Darren Strachan a fait honneur à son statut de champion de France. © Lucas Hélin / ffgolf

« On the tee, from France : Darren Strachan ! » Ce jeudi à 9 heures, il pleut à verse lorsque Darren Strachan prend le départ du Cazoo Open de France. Le joueur de 19 ans, qui représente le Golf de Chantilly, est l'un des quatre amateurs en lice dans cette 105e édition, et en dépit de son apparente sérénité il n'en mène pas large. « J'avais bien dormi, mais j'étais tendu au réveil, les bras un peu lourds. J'ai fait mon practice comme à mon habitude, et j'ai réussi à taper le coup qu'il fallait au 1 », raconte-t-il. Sur ce trou n° 1 du parcours de l'Albatros, sa mise en jeu trouve le rough à droite, au pied des buttes, mais de cette position son approche attrape le green et, deux putts plus tard, il coche un premier par sur sa carte de score. Seize autres suivront, ainsi qu'un birdie au 10, dans une journée maîtrisée de bout en bout malgré des conditions météo exécrables. « J'aime bien ce genre de temps car il faut se battre, et c'est dur pour tout le monde », sourit-il.
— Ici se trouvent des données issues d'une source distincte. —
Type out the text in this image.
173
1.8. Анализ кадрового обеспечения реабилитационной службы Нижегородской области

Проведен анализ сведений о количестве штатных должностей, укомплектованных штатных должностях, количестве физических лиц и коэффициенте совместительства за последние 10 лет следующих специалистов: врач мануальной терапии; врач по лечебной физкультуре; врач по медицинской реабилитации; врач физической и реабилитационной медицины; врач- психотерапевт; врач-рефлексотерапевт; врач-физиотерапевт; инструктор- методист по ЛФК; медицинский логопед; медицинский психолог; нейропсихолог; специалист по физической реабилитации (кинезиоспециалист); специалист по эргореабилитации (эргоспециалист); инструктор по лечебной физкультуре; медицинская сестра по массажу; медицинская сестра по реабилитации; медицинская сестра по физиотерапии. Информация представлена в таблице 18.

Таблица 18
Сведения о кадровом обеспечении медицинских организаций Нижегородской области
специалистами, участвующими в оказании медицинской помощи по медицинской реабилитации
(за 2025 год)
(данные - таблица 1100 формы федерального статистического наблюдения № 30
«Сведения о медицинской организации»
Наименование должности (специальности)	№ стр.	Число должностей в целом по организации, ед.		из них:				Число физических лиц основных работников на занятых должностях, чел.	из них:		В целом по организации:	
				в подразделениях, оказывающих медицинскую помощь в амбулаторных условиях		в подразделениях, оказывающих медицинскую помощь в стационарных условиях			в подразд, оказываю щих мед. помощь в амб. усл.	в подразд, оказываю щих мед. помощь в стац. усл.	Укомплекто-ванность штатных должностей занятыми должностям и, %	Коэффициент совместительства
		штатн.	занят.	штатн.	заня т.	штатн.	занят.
La pluie, le vent, le froid, le jeune homme connaît : formé à Hardelot par son père, Ken, un pro écossais qui en a été le directeur durant de longues années, il s'entraîne désormais à Wimereux où sa famille est installée. « Je suis habitué aux parcours de bord de mer, donc là, j'étais dans mon élément ! » À tel point que lorsque la journée s'achève, Darren est l'un des rares joueurs du champ, qui comprend tout de même 149 professionnels et 4 amateurs, à n'avoir pas concédé le moindre bogey ! « J'ai réussi à poser mon jeu. Certes, j'ai raté quelques greens, mais je me suis accroché. J'ai fait de bons choix stratégiques et ça m'a bien aidé à ne pas me mettre en danger », explique-t-il. Si sa performance est éclipsée par le sans-faute de son confrère amateur Hugo Le Goff (67, -4), Darren figure du bon côté du cut ce jeudi soir. « Mon objectif est de battre le parcours chaque jour, et je sais que si j'y parviens je vais passer le cut », assure-t-il.

Chip-putt pour passer le cut !

Vendredi en début d'après-midi, c'est armé d'un assurance accrue que Darren se présente au départ du trou n° 10. Sous un ciel nettement plus clément que la veille, il donne la première note d'un nouveau récital de solidité : mise en jeu plein fairway, approche dans le bunker, sortie donnée et premier par. Au fil de la journée, les trous s'enchaînent sans encombre, un birdie au 16 venant même colorer sa carte, et le champion de France amateur en titre se dirige tranquillement vers une qualification pour le week-end. Jusqu'au 8, son 17e trou : sur ce par 3, son coup de fer termine en bas à droite du green, et son chip trop court est sanctionné d'un trois-putt à 7 mètres en descente. Double bogey. L'ultime par 5 décidera de sa participation aux deux derniers tour. « Je n'ai pas pensé au score que je devais faire au 9, mais je savais qu'il fallait faire un bon dernier trou pour passer le cut. Je l'ai joué avec la pression, mais j'ai sorti un très bon chip-putt pour passer ! Je me suis fait peur, donc j'étais vraiment soulagé », souffle-t-il en zone mixte.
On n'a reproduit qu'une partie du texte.